被上诉人(原审被告):四川禹德建设工程有限公司,统一社会信用代码91510000092128617W,住所:四川省成都市金牛区高新技术产业园蜀西路46号3栋10楼3号。
法定代表人:潘小龙,该公司经理。
被上诉人(原审被告):张颂刚,男,1975年10月24日出生,汉族,高中文化,自由职业,住四川省成都市双流区。
被上诉人(原审被告):蹇公明,男,1965年6月7日出生,汉族,初中文化,自由职业,住四川省通江县。
被上诉人暨被上诉人四川禹德建设工程有限公司、张颂刚、蹇公明共同委托诉讼代理人(原审被告):吴贞祥,男,1960年7月8日出生,汉族,初中文化,自由职业,住四川省通江县诺江镇北街61号202号。
被上诉人张颂刚、蹇公明、吴贞祥共同委托诉讼代理人:张永生,四川竟壹律师事务所律师。
被上诉人(原审被告):张万军,男,1984年2月28日出生,汉族,初中文化,农民,住四川省通江县。
委托诉讼代理人:杨凯汝,通江县涪阳法律服务所法律工作者。
上诉人***、**、张某因与被上诉人四川禹德建设工程有限公司(以下简称禹德建设公司)、张颂刚、吴贞祥、蹇公明、张万军提供劳务者受害责任纠纷一案,不服四川省通江县人民法院(2019)川1921民初1771号民事判决,向本院提起上诉。

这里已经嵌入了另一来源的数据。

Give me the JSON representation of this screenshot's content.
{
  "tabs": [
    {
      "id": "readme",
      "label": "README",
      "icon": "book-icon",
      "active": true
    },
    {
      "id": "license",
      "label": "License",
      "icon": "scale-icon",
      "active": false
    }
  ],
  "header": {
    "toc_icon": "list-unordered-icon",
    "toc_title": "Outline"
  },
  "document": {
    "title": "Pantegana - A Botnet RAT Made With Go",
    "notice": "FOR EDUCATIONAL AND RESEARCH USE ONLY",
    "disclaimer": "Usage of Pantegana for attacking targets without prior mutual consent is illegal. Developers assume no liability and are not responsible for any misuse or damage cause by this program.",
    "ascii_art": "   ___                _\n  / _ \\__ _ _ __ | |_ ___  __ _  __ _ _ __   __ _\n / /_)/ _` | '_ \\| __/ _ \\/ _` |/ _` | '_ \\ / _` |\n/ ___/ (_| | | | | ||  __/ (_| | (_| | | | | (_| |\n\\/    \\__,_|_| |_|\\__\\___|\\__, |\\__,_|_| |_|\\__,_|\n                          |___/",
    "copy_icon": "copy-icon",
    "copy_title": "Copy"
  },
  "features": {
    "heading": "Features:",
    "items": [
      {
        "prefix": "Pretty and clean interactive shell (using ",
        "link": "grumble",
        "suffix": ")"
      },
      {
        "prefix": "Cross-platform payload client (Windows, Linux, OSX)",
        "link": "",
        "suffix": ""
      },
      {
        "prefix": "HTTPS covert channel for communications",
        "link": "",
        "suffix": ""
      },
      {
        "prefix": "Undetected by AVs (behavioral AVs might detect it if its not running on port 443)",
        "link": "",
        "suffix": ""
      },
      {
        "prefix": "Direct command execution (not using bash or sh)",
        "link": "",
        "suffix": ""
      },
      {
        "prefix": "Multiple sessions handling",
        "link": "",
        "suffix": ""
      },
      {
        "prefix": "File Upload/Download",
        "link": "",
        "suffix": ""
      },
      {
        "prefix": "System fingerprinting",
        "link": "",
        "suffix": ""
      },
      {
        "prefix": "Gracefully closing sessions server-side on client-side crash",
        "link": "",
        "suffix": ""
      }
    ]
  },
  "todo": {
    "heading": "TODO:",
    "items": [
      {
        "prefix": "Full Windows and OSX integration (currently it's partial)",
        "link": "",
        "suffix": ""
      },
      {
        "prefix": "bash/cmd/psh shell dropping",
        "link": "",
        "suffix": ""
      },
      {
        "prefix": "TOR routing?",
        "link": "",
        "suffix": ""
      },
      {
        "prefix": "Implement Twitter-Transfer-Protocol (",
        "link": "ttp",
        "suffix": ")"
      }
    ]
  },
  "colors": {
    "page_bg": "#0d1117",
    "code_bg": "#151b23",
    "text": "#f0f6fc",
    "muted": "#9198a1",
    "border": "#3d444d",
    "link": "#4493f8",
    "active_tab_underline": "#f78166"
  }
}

本院于2020年4月1日立案后,依法组成合议庭,公开开庭进行了审理。上诉人***、**及其共同委托诉讼代理人史映平、上诉人张某及其与上诉人***、**的共同委托诉讼代理人向海俊、被上诉人暨被上诉人禹德建设公司、张颂刚、蹇公明共同委托诉讼代理人吴贞祥及其与被上诉人张颂刚、蹇公明的共同委托诉讼代理人张永生、被上诉人张万军及其委托诉讼代理人杨凯汝到庭参加诉讼。本案现已审理终结。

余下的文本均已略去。